Health Populi’s Hot Points: While employers and plan sponsors offering HSAs provide “information” during enrollment periods that detail health plan options, it’s clear that workers don’t behave like real consumers when enrolling in plans. I use the word “enroll” quite purposefully here because it’s distinct from the verb “shop.” In the consumer-oriented health world that’s growing in both public and private health marketplaces (exchanges), the ability for a person to “shop” for a health plan that will best work for them is a required skill.
Yet, as shown in the second chart, Fidelity has found that most people who declined a high-deductible health plan spent less than 30 minutes studying their health plan options, compared with people who enrolled in an HDHP.

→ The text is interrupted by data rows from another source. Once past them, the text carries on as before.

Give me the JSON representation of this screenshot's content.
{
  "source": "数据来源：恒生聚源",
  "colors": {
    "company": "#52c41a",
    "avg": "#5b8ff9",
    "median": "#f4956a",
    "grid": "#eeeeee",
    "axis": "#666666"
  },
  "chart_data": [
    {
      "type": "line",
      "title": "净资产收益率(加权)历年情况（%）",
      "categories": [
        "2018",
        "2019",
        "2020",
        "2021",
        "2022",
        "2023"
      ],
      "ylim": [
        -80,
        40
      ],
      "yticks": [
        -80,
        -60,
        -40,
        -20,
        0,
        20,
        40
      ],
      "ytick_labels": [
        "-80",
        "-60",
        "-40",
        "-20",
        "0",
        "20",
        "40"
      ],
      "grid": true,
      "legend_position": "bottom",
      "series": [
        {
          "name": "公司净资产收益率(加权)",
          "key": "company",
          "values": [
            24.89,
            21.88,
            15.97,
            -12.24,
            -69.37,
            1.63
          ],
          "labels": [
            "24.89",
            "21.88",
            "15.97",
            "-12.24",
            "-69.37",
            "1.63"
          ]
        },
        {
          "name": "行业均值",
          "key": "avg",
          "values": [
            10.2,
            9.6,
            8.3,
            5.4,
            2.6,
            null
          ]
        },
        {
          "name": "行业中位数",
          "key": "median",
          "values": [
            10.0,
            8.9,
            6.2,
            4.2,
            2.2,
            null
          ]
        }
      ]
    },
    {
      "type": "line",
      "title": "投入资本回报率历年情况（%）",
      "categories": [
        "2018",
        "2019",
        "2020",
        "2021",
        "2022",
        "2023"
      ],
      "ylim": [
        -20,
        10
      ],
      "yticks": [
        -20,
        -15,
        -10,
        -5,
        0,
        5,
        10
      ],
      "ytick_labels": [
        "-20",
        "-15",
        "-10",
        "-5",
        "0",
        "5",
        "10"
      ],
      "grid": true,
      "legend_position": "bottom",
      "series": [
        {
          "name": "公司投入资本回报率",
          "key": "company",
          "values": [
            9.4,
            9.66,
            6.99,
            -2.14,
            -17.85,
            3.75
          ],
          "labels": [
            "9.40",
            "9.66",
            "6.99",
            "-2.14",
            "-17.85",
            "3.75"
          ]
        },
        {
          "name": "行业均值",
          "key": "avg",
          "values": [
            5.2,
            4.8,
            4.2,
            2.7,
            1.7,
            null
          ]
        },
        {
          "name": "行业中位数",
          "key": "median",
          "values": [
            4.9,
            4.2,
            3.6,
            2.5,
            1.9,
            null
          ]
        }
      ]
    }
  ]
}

People who declined the HDHP or enrolled in a traditional plan are looking more to online tools, their partners at home, and online research to help support their decisions – and less to employers. These health consumers aren’t finding sufficient information to help them understand the benefits of the health benefits via the channels they want to use and the messages they want to hear.
This results in inertia and same-old same-old health benefits behaviors in two key respects:
- Enrollees are less satisfied with their health plan experience
- Enrollees can be spending more money than they need to by not exploiting the benefits to which they’re entitled.
As a result, plan sponsors/employers aren’t optimizing their spending on health insurance benefits as they look to bend their medical trend cost curve through bolstering consumer-driven health and shared decision making.
Meet people where they want to be met: with messages and via media they’re already using. Keep it simple, keep it real and authentic. That’s where health engagement begins.